Auch das Landgut der Familie von Siering. Die Tochter Oda kommt aus Berlin zurück – mit dem Leichnam der Mutter, die daheim beerdigt wird. Ebbo von Siering, Odas Vater, ist ein kauziger Hirnforscher. Weiter auf dem Gut: Odas musizierende Tante Milla, die mit dem Verwalter Mechmershausen schläft, sowie Cousin Paul, junger Kadett der russischen Armee, der der in diesem Falle ziemlich herablassenden Oda ungeschickt den Hof macht.

Die frühere friedliche Zeit ist vorbei. Jetzt sind die Deutschen gegen die Balten, die Russen gegen die Deutschen, die anarchistischen Rebellen gegen alle.

Einen solchen – verwundeten – Rebellen und Autor findet Oda. Sie versteckt ihn, dann pflegt sie ihn, dann liebt sie ihn, obwohl erst 14 Jahre alt. So sehr, dass sie mit ihm fliehen will.
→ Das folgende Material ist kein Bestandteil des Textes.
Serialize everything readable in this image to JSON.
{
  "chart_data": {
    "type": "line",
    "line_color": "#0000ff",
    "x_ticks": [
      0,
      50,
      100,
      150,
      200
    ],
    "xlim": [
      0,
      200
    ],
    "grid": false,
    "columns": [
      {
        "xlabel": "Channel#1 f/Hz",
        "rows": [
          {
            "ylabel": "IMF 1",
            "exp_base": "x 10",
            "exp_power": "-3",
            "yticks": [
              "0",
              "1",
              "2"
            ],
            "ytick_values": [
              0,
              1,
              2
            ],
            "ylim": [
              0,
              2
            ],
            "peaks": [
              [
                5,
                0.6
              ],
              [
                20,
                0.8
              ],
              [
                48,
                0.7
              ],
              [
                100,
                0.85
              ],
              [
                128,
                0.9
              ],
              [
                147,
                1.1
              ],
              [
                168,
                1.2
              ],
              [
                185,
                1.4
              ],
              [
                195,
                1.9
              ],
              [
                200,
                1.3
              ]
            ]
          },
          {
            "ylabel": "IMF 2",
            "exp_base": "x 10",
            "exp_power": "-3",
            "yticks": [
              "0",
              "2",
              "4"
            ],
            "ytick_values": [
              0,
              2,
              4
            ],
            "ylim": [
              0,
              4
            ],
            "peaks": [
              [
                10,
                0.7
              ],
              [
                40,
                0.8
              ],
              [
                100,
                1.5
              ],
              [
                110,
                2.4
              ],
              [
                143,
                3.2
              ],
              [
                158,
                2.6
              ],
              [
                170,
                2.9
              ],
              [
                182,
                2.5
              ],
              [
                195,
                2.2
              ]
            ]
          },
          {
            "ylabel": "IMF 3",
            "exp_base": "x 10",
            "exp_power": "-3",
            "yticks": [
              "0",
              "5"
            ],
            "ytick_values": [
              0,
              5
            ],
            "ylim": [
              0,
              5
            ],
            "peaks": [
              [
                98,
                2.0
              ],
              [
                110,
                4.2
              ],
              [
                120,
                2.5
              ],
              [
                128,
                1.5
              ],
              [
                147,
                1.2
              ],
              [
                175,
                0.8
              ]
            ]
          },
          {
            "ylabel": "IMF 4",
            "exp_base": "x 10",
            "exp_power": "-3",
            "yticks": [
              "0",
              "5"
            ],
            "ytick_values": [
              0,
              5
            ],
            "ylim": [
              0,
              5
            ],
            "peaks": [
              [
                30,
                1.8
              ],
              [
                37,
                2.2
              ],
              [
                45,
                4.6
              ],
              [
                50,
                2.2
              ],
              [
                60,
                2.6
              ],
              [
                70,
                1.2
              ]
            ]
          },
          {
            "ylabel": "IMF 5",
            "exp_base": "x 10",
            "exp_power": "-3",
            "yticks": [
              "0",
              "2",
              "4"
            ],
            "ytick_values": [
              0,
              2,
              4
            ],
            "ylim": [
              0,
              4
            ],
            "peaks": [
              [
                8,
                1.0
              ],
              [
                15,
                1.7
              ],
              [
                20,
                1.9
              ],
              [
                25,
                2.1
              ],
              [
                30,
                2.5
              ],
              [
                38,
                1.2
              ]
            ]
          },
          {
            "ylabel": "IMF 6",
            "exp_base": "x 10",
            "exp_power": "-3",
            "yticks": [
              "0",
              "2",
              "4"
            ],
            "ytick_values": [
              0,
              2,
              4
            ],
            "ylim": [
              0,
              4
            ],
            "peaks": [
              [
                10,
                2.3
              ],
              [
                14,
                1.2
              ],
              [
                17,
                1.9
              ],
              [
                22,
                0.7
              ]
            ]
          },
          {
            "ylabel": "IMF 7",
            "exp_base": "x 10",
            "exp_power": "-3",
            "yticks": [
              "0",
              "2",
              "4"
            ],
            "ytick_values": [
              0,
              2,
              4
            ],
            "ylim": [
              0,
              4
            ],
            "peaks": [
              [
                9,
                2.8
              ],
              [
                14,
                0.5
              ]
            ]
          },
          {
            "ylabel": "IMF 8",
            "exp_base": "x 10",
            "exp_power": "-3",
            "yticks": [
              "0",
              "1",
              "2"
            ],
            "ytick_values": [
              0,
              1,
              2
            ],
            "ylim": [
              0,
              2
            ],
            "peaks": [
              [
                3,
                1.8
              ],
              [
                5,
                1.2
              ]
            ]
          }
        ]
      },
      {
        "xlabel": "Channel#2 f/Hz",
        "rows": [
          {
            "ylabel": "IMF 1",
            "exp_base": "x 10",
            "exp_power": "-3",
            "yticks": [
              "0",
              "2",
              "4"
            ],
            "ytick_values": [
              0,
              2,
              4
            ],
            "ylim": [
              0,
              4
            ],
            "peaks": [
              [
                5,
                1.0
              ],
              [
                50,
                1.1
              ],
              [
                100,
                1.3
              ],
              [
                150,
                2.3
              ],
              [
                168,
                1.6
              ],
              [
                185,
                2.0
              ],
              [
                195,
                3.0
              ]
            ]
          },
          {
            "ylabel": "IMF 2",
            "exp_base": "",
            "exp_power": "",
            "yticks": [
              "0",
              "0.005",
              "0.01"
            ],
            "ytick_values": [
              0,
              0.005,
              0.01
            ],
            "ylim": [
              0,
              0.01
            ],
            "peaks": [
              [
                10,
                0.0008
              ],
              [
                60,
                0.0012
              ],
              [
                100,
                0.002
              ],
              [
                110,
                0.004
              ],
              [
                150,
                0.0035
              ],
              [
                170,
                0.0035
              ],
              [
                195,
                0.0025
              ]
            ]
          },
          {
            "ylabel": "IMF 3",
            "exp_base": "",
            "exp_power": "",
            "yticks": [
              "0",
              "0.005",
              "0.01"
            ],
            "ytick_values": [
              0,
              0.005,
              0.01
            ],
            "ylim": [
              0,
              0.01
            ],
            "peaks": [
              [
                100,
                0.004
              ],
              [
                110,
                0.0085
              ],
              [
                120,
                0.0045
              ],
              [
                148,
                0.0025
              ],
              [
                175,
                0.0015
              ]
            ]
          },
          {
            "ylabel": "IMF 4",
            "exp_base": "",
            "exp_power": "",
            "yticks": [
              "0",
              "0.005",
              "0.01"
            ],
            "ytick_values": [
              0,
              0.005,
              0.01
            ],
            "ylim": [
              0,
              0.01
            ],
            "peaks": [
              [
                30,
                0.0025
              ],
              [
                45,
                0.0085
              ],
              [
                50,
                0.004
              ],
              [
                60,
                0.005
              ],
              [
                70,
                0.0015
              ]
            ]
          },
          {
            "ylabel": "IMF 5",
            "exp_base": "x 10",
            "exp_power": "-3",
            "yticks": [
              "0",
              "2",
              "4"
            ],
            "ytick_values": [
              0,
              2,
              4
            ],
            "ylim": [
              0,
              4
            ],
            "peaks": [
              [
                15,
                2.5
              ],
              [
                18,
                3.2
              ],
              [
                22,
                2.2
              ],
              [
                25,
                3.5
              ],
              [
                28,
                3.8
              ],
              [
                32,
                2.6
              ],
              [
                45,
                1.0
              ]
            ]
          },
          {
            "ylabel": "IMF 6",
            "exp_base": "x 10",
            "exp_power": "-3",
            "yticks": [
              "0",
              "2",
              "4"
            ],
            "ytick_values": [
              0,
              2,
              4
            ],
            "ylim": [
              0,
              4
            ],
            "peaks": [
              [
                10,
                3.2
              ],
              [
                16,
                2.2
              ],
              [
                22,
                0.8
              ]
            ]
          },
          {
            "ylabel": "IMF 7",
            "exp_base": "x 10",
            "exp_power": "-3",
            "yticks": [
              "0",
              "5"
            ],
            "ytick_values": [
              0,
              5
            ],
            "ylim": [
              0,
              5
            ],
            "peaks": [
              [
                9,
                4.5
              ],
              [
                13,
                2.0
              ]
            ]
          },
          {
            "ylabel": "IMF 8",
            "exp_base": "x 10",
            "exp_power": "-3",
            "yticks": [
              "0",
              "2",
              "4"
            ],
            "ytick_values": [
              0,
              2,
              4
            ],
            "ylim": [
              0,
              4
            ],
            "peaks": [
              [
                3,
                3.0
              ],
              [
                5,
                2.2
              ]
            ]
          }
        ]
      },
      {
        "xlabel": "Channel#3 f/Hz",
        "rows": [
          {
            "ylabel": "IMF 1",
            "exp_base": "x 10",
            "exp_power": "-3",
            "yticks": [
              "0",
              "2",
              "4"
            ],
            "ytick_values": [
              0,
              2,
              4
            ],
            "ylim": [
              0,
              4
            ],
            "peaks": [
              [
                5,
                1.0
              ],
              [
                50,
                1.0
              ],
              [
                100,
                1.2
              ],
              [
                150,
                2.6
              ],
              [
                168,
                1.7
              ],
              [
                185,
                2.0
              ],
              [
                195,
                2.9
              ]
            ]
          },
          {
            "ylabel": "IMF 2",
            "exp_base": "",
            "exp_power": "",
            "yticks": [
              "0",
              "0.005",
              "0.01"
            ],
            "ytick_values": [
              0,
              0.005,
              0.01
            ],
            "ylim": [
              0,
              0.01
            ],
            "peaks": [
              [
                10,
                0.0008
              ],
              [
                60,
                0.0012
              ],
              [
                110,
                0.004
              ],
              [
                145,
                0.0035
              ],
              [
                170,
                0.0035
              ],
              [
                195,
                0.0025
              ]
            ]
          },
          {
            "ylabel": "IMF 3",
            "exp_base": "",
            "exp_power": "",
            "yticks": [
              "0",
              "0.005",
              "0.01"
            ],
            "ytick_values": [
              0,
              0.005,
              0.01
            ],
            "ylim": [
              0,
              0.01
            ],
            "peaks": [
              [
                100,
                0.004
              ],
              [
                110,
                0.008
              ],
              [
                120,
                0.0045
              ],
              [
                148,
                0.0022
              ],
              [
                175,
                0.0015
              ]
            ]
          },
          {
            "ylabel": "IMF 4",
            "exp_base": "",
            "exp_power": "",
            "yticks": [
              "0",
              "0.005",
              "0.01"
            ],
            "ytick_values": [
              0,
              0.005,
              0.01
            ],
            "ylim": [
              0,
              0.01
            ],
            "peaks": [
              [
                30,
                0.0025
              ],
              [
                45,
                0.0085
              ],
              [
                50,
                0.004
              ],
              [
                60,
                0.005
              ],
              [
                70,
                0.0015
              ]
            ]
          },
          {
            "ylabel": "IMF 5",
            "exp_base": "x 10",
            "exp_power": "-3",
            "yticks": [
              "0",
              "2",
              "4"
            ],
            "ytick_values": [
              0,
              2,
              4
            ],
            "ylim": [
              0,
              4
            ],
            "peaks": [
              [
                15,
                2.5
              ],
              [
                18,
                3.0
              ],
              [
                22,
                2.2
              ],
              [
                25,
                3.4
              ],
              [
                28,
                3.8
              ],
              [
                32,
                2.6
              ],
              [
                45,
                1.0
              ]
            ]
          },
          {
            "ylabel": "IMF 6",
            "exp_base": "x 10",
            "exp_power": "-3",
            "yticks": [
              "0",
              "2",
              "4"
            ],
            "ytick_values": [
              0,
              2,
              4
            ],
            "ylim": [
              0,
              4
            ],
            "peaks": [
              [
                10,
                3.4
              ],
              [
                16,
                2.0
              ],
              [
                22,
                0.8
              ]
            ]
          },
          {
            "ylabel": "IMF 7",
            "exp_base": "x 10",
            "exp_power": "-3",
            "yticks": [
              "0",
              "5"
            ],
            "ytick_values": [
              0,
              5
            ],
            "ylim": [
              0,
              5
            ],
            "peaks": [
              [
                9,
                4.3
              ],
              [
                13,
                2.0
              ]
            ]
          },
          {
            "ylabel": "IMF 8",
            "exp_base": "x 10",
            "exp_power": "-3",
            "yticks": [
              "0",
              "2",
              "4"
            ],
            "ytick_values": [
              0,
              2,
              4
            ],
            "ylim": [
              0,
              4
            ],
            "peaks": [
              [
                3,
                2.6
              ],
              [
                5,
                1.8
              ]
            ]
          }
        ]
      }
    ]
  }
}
Doch nichts geht mehr, auch für Oda nicht. Nach einem großen Brand im Landgut findet Mechmershausen den Anarchisten. Schüsse fallen. Der Zusammenbruch ist längst da.

Oda war als Oda Schaefer eine ernst zu nehmende Dichterin. Auf ihren Memoiren fußt der Film. Sie starb 1988.

Also keine erfundene, sondern eine wahre Geschichte. Chris Kraus („Vier Minuten“) hat sie groß angelegt: was den Unfrieden der Epoche, was den merkwürdig spleenigen Vater, was die unerfüllt scheinende Tante Milla, was das Verhalten des aufrührerischen Anarchisten, was die dramatische Liebesgeschichte, was das Wesen der jungen Oda, was das tragische Ende angeht.

Der Film hat eindrucksvolle Bilder, hervorragende Darsteller – etwa Paula Beer als Oda oder Edgar Selge als ihr Vater -, hat auch dramaturgische Schwächen und Ausstattungsmängel (Herrenhaus), kann aber insgesamt als deutsches Kinostück von historischem Interesse und einigem künstlerischem Rang gelten.